Angie Prysor Jones has taken up the challenge with the launch of Bookfeast, a charity dedicated to encouraging people in Oxfordshire to enjoy reading.
She said: “Reading opens up a wealth of opportunities, developing knowledge, feeding the imagination and broadening our view of the world and our ability to interact with it.”
She points to the fact that poor readers are twice as likely to be unemployed at 30, and more likely to suffer ill-health and depression.
As co-founder of the Oxford Literary Festival, she is aware of the contrast between the city's strong literary culture and the areas where 40 per cent of seven to 11-year-olds have reading skills below national guidelines.
“There are the wonderful libraries and colleges and then areas not far from the city centre with very poor literacy levels.”
Bookfeast is backing Oxford's bid to be declared World Book Capital in 2014.
“That would allow us to bring these extremes much closer together and open up the resources to a much greater range of people,” she said.
She started organising events for schools and disadvantaged groups 12 years ago as a spin-off from the festival, from which she has now parted company.
“My son was five at the time, so I was interested in education and out-reach, and it developed so that I realised that was where my interests lie,” she said.
“The festival has developed fantastically — it is now a national event, but my heart was back in the community. I want to work with the groups who would not normally go to a literary festival like that.
“The other thing is that it was very difficult to have a relationship with schools when you are popping up once a year. You have to get to know the school literary co-ordinators, and Bookfeast will operate all year round.”
Bookfeast's schools’ festival next March will have 25 events over four days, in the University Museum of Natural History, and in the Story Museum due to open in Pembroke Street in 2014— another Oxford project aimed at encouraging reading and storytelling, which is aiming to raise an incredible £14m.
Story Museum is one of Bookfeast's partners — not a rival — and Ms Prysor Jones is aiming to raise a modest £50,000 to extend Bookfeast's work to older people.
Its first project, Lunchboox, part-funded by charitable trusts, ran reading groups in five Oxfordshire primary schools. Sponsored by Oxford publishers Pearson and Oxford University Press, the pilot scheme has been a runaway success, said Ms Prysor Jones.
“We have kids talking about books in the playground, telling their friends about them.
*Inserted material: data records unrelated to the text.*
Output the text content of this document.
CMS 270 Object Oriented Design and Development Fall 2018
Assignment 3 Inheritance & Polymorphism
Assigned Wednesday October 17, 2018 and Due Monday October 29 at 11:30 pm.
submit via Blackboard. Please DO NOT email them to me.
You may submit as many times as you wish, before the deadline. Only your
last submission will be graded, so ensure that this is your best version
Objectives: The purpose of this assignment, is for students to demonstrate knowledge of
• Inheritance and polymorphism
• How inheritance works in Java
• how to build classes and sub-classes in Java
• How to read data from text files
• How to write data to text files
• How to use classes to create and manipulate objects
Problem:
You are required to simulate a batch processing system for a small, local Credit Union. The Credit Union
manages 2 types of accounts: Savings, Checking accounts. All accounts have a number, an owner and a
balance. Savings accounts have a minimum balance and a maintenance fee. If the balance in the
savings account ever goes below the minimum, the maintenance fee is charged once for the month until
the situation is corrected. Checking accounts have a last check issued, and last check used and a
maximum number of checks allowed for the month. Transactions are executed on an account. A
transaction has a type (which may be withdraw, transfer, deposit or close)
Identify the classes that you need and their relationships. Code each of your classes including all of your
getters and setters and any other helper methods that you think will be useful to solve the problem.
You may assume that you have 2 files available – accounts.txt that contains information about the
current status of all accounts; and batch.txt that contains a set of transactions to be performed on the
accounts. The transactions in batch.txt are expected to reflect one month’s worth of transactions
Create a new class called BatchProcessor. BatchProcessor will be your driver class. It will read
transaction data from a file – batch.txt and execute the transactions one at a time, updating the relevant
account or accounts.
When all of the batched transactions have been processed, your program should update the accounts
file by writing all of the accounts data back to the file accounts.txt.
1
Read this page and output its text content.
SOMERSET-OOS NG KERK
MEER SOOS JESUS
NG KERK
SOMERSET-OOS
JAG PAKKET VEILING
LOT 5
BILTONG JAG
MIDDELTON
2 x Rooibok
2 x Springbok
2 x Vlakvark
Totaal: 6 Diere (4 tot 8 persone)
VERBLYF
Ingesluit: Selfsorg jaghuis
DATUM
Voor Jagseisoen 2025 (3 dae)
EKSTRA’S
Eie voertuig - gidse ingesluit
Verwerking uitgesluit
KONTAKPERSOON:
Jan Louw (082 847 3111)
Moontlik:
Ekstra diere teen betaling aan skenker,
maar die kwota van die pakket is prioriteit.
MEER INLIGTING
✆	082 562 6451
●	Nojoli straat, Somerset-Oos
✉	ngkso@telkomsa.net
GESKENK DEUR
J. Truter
The clubs are not run by teachers, and that's crucial, but the teachers love them.
“A lot of teachers don't have the time or inclination to keep up with the huge volume of children's literature that's being published, but schools don't want to spend their precious budget on books that they are not sure the children will like. To have a book recommended is very powerful — we all know that.”
Now she is hoping to do the same in old people’s homes, day centres and sheltered housing schemes for the elderly, with a scheme called TeaBooks.
“We have done a pilot, and they absolutely love it. If you are an old person in a day centre, you might not have anything in common with the person sitting next to you, except the fact that you are old. A book group gives you something to talk about.
She added: “The logistics seemed daunting — getting eight copies from the library, and finding reading racks because large print books are too heavy for some people. Once you get through the hoops, you open up a whole new world for people.”
The credit crunch has caused Bookfeast to change its business plan in a way that Ms Prysor Jones feels fits in with the 'Big Society'.
“We are fundraising hard and I'm hoping to carry on next year. Our ideal would have been to put a facilitator in to run the group. Now we are looking for volunteers who we will train and give lots of support to.”
Bookfeast is run on a shoestring, she said working with Development Partners, a professional fundraising company based in Kirtlington.
As well as the Story Museum, partners include the Pegasus theatre and CIAO arts project. She fits Bookfeast in between her part-time health promotion job and other work.
But she has ambitious plans for big events featuring popular children's authors, starting with Andy Stanton, author of the Mr Gum books, who starred at the launch event at Oxford Playhouse earlier this month.
Her aims is to create a ‘books buzz’ allowing reading to conquer all the electronic gadgets competing for children's attention.
She said: “What we want to do is create readers. That's our overarching aim.”